FLINT TWP. — Gerald Roberts wants someone to test his well, and others in the township, located near Bishop Airport after it was reported last week elevated levels of PFAS have been discovered in groundwater on airport property.
Roberts, who lives in nearby Lindenwood Farms, said he remembers a corner of the airport property was used in the 1960s as a dump and he said he complained at that time because of fears contamination would seep into groundwater.
The state announced it had added Bishop Airport to a list of sites requiring further investigation after the Michigan Department of Environmental Quality collected six groundwater samples from monitoring wells on airport property.
Results showed levels of polyfluoroalkyl substances (PFAS) as high as 1,236 parts per trillion total, according to a state PFAS Web site.
The same testing showed the highest level of PFOS and PFOA at 176 ppt.
Chemicals that are part of the PFAS group include:perfluorooctanoic acid (PFOA); perfluorooctane sulfonic acid (PFOS); perfluorononanoic acid (PFNA); perfluorohexane sulfonic acid (PFHxS); and perfluordecanoic acid (PFDeA).

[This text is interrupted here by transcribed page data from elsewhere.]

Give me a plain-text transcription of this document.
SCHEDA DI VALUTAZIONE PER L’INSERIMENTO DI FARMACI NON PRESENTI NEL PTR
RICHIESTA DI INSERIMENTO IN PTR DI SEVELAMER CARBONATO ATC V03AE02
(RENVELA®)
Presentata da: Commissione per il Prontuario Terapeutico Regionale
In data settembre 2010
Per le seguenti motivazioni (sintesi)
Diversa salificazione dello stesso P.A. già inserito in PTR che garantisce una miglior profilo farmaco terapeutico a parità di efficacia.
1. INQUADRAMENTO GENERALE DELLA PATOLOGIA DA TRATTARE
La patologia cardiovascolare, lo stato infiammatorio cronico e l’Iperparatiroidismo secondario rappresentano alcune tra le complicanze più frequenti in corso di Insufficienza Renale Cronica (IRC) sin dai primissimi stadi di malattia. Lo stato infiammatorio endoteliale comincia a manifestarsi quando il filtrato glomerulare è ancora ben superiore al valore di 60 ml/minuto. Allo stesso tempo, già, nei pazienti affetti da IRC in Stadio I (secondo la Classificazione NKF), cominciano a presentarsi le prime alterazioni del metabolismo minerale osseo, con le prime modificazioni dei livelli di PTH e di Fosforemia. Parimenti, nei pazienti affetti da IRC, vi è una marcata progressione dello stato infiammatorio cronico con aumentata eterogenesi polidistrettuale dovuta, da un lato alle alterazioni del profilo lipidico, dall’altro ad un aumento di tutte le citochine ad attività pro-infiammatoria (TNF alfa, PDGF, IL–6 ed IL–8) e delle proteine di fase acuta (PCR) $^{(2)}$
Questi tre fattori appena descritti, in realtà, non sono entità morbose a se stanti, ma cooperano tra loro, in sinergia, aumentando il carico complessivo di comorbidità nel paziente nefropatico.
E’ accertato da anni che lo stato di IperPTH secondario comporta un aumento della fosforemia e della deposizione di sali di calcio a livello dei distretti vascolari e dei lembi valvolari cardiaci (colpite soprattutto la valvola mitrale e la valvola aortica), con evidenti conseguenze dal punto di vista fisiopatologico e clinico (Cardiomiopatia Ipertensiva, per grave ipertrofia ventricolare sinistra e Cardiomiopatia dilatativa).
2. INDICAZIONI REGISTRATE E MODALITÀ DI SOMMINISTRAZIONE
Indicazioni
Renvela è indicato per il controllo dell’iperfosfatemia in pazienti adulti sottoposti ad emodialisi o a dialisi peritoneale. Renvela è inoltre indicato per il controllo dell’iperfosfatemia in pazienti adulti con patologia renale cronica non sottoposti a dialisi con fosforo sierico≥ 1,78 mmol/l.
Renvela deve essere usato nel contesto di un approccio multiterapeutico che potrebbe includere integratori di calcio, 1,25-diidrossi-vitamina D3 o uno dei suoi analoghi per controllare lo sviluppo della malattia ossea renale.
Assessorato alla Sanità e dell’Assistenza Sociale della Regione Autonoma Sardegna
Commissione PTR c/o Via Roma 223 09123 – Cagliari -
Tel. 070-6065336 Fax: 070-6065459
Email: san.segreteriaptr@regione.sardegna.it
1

Roberts said he is concerned as a resident with a well who lives near the airport and asked that the township do something regarding testing.
Supervisor Karyn Miller said she knows Bishop Airport and the DEQ are aware of the groundwater contamination concerns but said the DEQ has not been in direct contact yet with the township.
She said State Rep. John Cherry is getting involved and she said she anticipates more information coming forward soon through his office.
“Mr. Roberts wants his water tested,” said Miller. “We’ll find out when that can be done.